When parents cannot meet the EFC a college assigns, ( they have not saved for college at all) is the student able to negotiate this with college or does it just end up being a bigger loan the student needs to take out? Thank you!
You can only borrow $5,500 yourself (federal loan limit for frosh), and slightly higher amounts each of the next 3 years. Colleges don’t care if parents didn’t save or don’t want to part with current income.
Most students in that situations up doing one or a combo of these:
- Living at home and attending a community college or a 4 year college that is close enough to commute to.
- Taking semesters off sometimes to work and earn money to pay for the next semester.
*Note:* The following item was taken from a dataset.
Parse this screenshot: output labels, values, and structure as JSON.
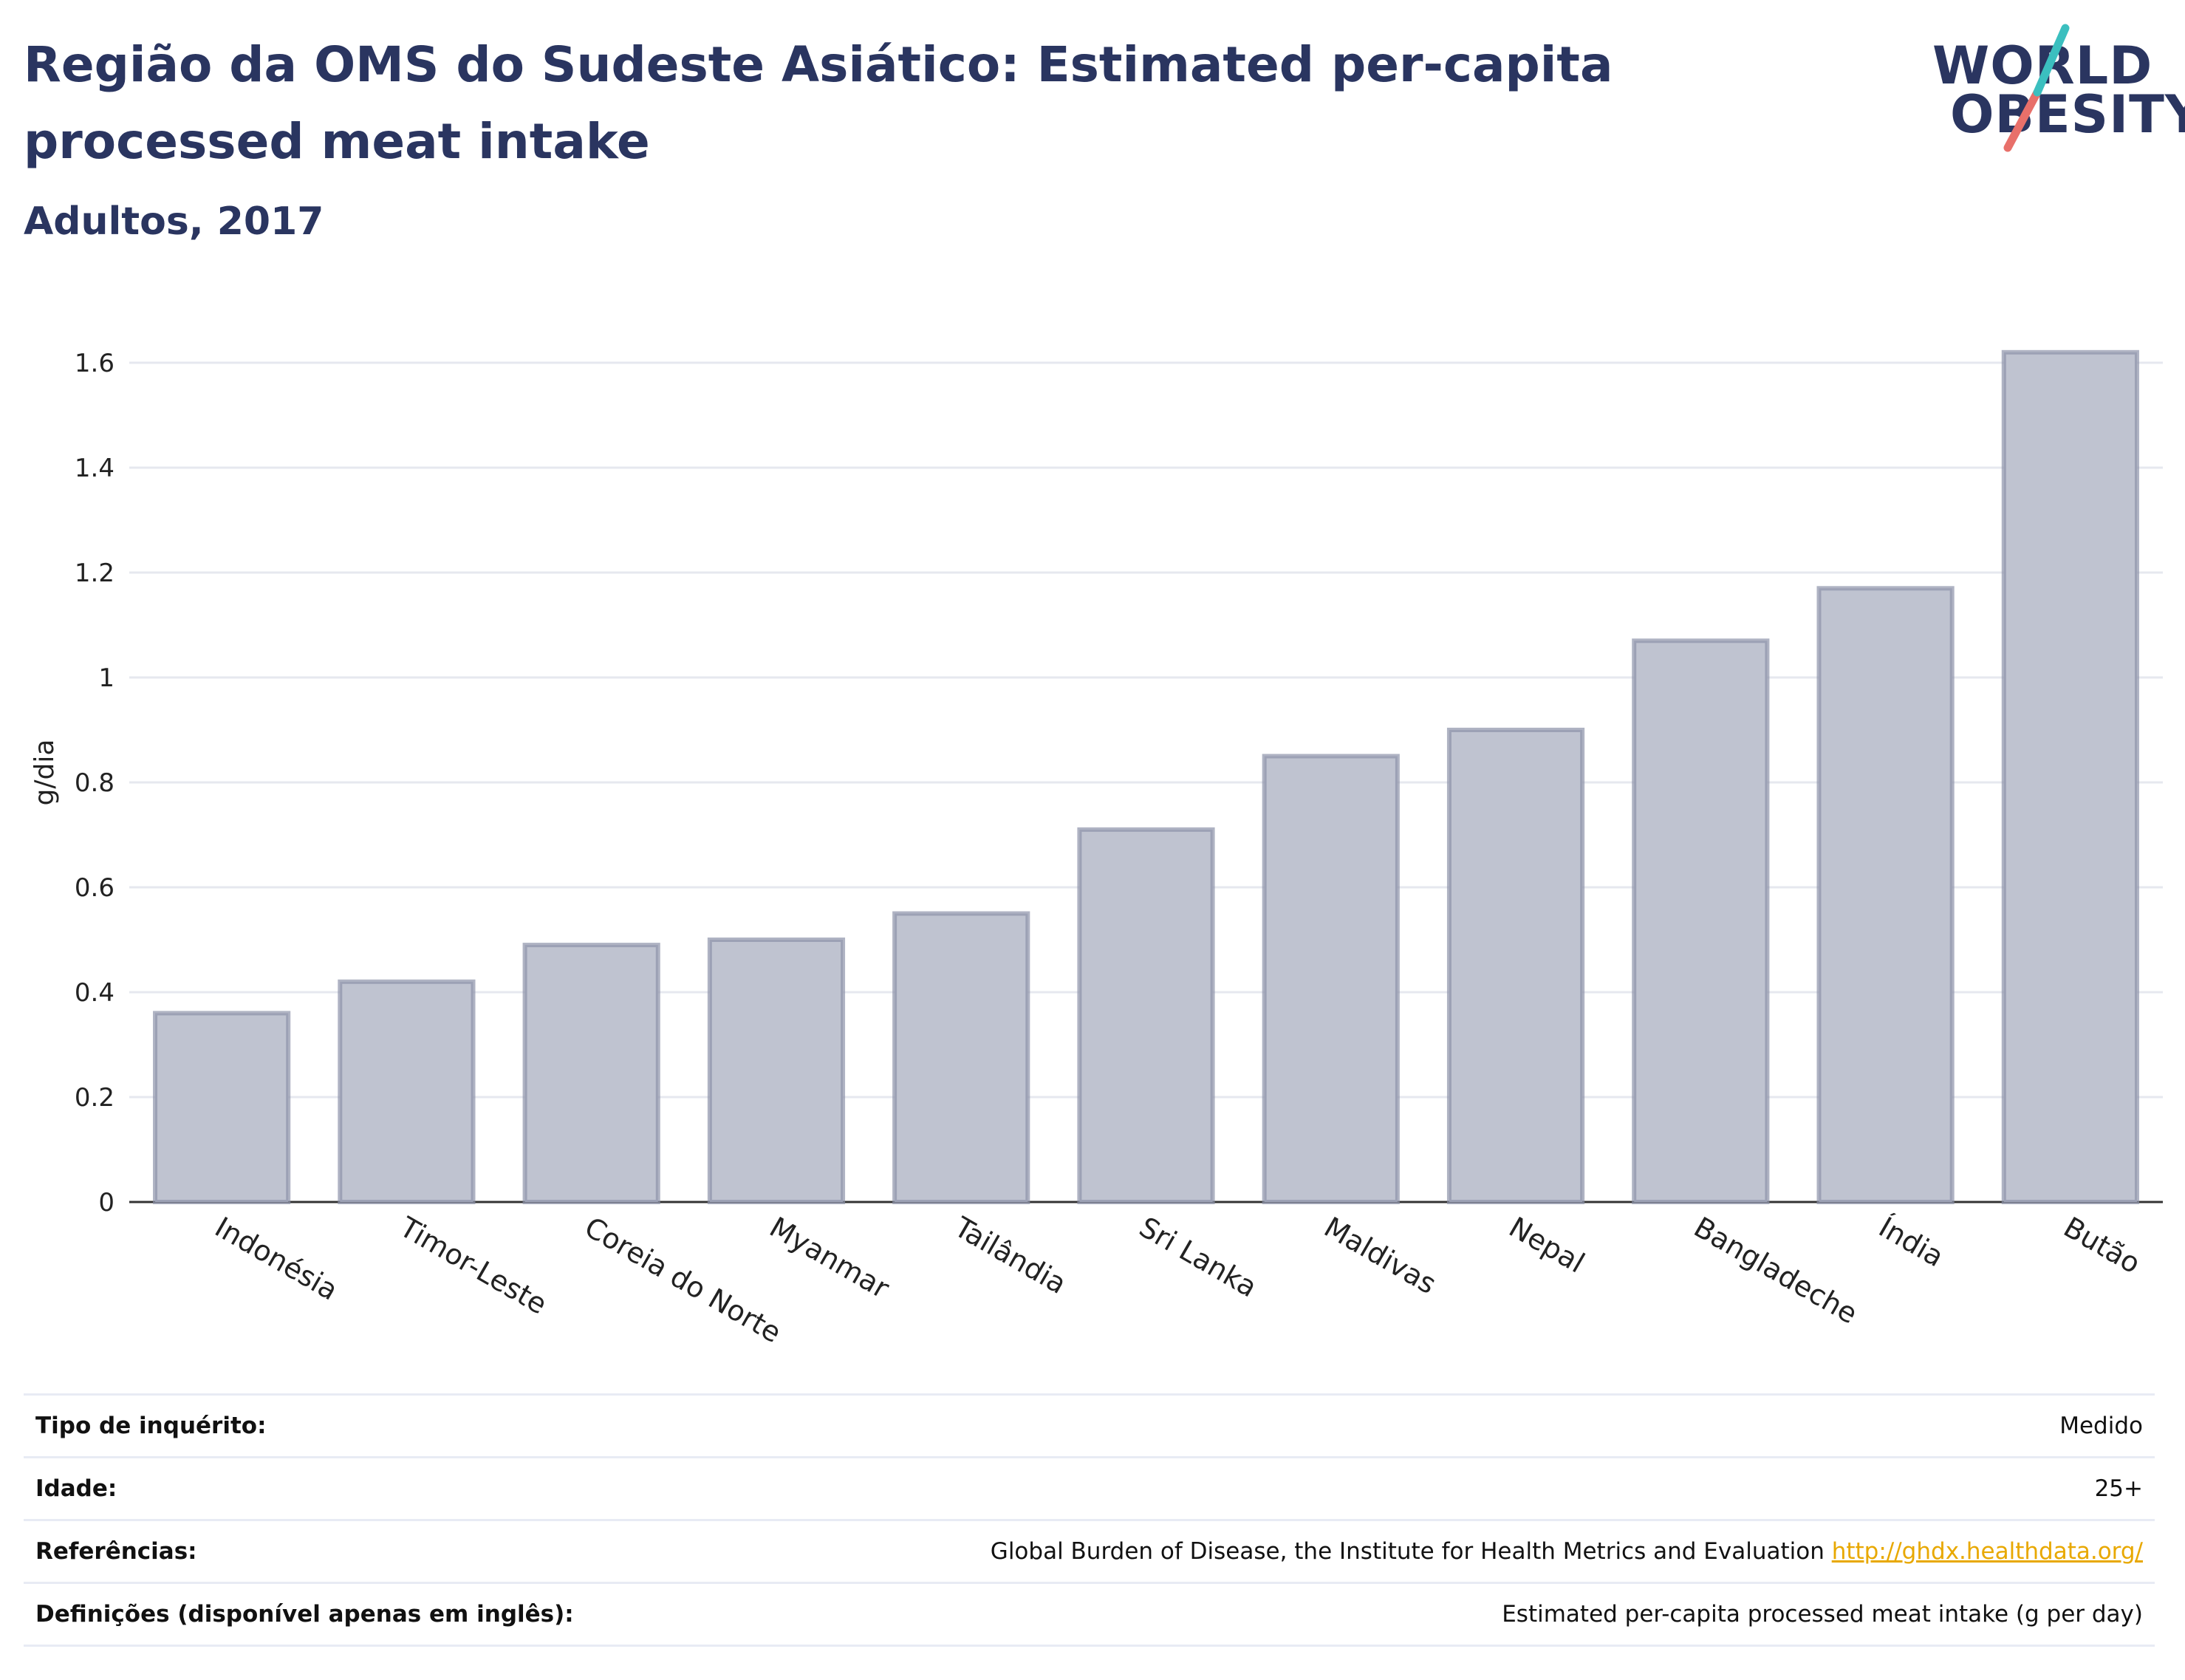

- If the student has good stats, looking for schools where they can get good merit based scholarship money.
- Taking out some private loans with parents co-signing. This is not recommended - private loans have a lot fewer protections for the borrower, and you (or your parents) can end up hamstrung financially by them.
How much is your EFC that your parents can’t pay?
12,000 is the EFC
I wish our EFC was $12,000.
Does that EFC include college aid that already 8nclides the Direct Loan?
@intparent What do you mean fewer protections in private loans? Then what type of loan is best to take?
The best types of loans, assuming you or your kids are not internationals, are federal student loans. Direct subsidized and direct unsubsidized loans. There are direct PLUS loans for parents, too, but again… sticking with the federal direct loans for students is the most prudent path. Here is a website that shows a comparison of the different types of loans and some of the features of them:
https://studentaid.ed.gov/sa/types/loans/federal-vs-private
Most of the horror stories you hear about high amounts and/or situations where students are really in trouble with loans are when private loans were taken out.
Does this unaffordable EFC already include financial aid that includes the federally funded Direct Loan? Please answer that question.
@thumper1, not including financial aid
@intparent,Thank you very helpful. Do parents need to cosign federal student loans?
No, they do not. Those loans are entirely the student’s responsibility to take out and pay back. (Not that parents don’t work with the student on making sure the paperwork gets done, etc in some cases). But the federal student loans are limited to $5,500 freshman year, $6,500 soph year, and $7,500 each year for jr and sr years.
Ok…so for freshman year, you are short $12,000. How much of that CAN your parents pay? Your freshman Direct Loan is $5500…so you have $6500 left to fund. Can your parents pay that amounts any portion of it?
Could they pay $700 a month or so…some schools have a monthly payment plan.
This is only the case if the $5500 is not already included in the student’s financial aid package. This would happen at a school that meets 100% demonstrated need and also has a no loan policy when it comes to distributing aid.
OP is the parent, maybe he can outline the award?
Thank you all for your help!!
The EFC isn’t the total colleges will expect you to pay. It’s the minimum. If your child is a US citizen s/he can take the federal student loan ($5500 as a freshman, $6500 as a sophomore, and $7500/year as a junior and senior). I think a $12k EFC is too high to qualify for federal or state grants, but if your child has high stats they may qualify for merit aid.
International students who can’t afford what colleges expect them to pay need to pursue financing in their own country. International.students may qualify for merit too, but if parents can’t pay anything the chances of filling the gap are slim.
Our EFC was unaffordable, and we had no college savings. What we could afford was the local community college. We told our kid that her options were the community college or any place she could get an aid package that brought our costs down to the price of the community college. She wasn’t interested in digging for affordable 4-year places and opted for the CC and a guaranteed transfer to a state U.
Crunch your numbers. Can you set aside anything at all each month? Try doing that. Whatever you can peel off and stash in some kind of savings (even if it is in a shoebox under your bed) will be money you can have available for college costs. Start on January 1, and you might be able to have a semester of community college costs saved before a bill comes for the fall. That’s how we worked things.
So…your FAFSA EFC is $12,000? Is that right?
Have you received a financial aid package from any college…yet? If not, you need to wait and see what the college financial aid is…because your FAFSA EFC is the minimum you will be expected to pay.
OR is the $12,000 number the net cost a net price calculator is giving you? If that is the case, what aid does that NPC say you will possibly get.
Regardless…until you have a financial aid award in hand…you don’t have a clear number of your costs.
What CAN your parents afford to pay annually?
Also…if you have three older kids…this is not your first rodeo. How are you paying for the BU and Dartmouth kids…and how did you pay for the kid who is now in grad school?